Плеск, плеск, плеск весла.

Лодку качнет на волне.

Речка бежит весела, весела.

Жизнь летит, как во сне.

Я лежу в постели рядом с младшей сестренкой и слушаю долетающую со двора песню. И от этих голосов, от их близости жизнь становится другой, а еще от приподнятого настроения тех певуний, от их непритворной гордости за всех вместе и за каждую в отдельности. У родителей отпуск, у нас каникулы. Голоса и слова соединяются такими сложными и причудливыми способами, что этому переплетению, этому веселому соперничеству не видно конца, но вскоре, к моему удивлению – а я и впрямь удивляюсь, хотя знаю назубок, как раскладываются эти повторы, – пение идет на убыль: остаются только два неистощимых голоса.

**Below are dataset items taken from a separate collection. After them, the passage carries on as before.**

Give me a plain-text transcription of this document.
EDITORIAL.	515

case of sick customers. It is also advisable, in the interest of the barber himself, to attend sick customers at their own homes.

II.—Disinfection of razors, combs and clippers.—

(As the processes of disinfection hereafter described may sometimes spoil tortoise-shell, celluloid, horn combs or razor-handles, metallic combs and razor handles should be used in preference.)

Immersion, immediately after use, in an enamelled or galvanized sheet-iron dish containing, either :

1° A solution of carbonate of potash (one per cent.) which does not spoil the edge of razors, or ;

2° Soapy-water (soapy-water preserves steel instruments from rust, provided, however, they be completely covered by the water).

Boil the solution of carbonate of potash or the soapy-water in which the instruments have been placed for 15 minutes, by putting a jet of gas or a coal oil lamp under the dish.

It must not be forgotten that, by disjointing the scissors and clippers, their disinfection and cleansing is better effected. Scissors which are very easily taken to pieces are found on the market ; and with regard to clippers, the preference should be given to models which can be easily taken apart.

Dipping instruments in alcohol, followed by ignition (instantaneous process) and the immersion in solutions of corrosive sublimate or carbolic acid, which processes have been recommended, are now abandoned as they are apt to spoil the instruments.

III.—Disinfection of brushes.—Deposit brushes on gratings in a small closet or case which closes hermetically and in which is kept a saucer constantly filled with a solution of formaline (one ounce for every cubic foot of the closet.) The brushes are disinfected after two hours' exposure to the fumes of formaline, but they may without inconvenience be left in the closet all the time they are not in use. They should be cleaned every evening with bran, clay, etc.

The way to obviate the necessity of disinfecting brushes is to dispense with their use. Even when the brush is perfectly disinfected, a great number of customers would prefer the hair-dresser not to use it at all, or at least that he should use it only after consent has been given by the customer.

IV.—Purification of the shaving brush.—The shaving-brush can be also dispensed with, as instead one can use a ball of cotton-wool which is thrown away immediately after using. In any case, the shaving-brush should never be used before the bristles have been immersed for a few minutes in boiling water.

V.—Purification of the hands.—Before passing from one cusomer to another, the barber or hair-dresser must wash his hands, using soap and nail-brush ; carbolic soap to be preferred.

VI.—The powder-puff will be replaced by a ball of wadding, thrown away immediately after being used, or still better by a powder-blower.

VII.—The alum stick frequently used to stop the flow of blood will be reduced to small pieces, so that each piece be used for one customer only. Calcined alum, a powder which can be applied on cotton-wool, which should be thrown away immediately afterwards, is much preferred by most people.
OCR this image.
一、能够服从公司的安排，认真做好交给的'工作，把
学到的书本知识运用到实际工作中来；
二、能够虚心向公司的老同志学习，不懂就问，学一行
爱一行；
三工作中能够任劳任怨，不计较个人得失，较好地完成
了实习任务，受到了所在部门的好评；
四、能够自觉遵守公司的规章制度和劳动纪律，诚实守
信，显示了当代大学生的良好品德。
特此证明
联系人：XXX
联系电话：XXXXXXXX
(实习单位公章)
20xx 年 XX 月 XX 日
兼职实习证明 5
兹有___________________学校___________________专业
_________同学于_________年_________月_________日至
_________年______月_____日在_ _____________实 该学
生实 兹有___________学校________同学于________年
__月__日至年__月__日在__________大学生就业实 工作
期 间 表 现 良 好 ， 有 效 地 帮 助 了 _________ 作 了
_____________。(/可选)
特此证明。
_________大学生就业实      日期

Речка бежит весела, весела

Жизнь летит, как во сне.

А потом – один-единственный, который стойко держится до конца. Один-единственный голос, в котором откуда ни возьмись появляются нотки мольбы и тревоги, чтобы развесить в воздухе последние пять слов. Жизнь. Пауза. Летит. Ш-ш-ш, пауза. Как во сне.

2. Камень на лугу

Моя мама не относилась к тем, кто привычно декорирует края бокалов сахарным песком и претендует на аристократичность. По сути своей она была деловой женщиной: занималась торговлей и посредничеством. У нас в доме вечно громоздились разнообразные вещи, приобретенные не за деньги, а в результате каких-то сложных комбинаций и зачастую нам не принадлежавшие. Бывало, в течение некоторого времени мы бренчали на пианино, обедали за дубовым столом и при необходимости заглядывали в Британскую энциклопедию. Но в один прекрасный день я прибегала из школы и обнаруживала, что все это куда-то исчезло. С такой же легкостью могли уйти настенные зеркала, судки для специй и набитое конским волосом канапе, заменившее софу, которая прежде заменила диван. Мы жили как на складе.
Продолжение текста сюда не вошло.